At the center of the suit is a familiar but larger fight over who pays for major events. In March, Foxborough’s Select Board members threatened to withhold the entertainment license needed for seven matches at Gillette Stadium unless the Kraft Group paid $7.8 million up front for security costs. The pressure eased after the Kraft Group pledged to underwrite those costs, but the new filing says the town came back in April with another round of fees, this time about $1 million in new administrative charges tied to the World Cup renewal.
The math is part of what gives the case its force. The lawsuit says Foxborough is allowed to charge no more than $100 annually to renew the stadium’s entertainment license, which puts the town’s new demand on a different scale altogether. A request for about $1 million is not just larger than $100 a year; it is ten thousand times greater, and the plaintiffs say that gap is proof the town is using licensing power as a revenue tool rather than a regulatory one.

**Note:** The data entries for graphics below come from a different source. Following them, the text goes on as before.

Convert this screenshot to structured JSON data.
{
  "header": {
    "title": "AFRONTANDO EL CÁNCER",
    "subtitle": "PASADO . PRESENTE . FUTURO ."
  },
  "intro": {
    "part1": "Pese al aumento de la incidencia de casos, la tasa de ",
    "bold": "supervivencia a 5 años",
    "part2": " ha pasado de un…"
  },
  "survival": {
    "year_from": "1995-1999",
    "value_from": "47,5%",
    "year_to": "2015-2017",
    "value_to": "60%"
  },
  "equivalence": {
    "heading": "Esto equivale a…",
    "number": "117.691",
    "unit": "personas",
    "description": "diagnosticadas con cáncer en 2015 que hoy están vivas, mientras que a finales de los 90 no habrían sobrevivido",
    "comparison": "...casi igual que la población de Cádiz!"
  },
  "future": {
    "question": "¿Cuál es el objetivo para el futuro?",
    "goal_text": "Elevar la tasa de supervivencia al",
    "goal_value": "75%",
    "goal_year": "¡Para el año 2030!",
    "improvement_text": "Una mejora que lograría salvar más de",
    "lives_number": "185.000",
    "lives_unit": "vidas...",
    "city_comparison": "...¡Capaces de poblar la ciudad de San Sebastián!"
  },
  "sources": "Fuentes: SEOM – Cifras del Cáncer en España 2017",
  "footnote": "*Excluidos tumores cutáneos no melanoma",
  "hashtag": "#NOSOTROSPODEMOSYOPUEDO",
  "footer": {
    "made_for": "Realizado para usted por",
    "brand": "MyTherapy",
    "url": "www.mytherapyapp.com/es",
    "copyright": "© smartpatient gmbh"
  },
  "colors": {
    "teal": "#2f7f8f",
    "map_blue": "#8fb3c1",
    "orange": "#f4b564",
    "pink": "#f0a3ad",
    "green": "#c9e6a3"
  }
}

Foxborough pushed back in a statement posted Tuesday, saying it had put in place provisions requiring Kraft Sports & Entertainment to reimburse the town for public safety and other municipal services tied to events at Gillette Stadium. The town said those services are meant to protect public health and safety, and that residents should not be forced to subsidize the municipal costs of privately run events. In Foxborough’s view, the fees are not a penalty but a way to make sure the town can handle large crowds safely.
That is the friction in the case: one side calls the fees an illegal tax, the other calls them a necessary reimbursement. The lawsuit seeks a judicial order voiding the renewal terms to the extent they create any promise or obligation to pay financial consideration to Foxborough. If a judge agrees, the town loses a tool it has already tried to use twice this spring; if it does not, Foxborough keeps a potent way to shift event costs back onto the stadium operators.
The immediate question now is not whether the parties disagree — they plainly do — but whether the court treats the April renewal as a lawful licensing condition or as a fee scheme that went too far. The answer will shape how Foxborough pays for the strain of large events at Gillette Stadium, and whether the town can keep tying those events to the same financial demands that have already brought the two sides into court once this year.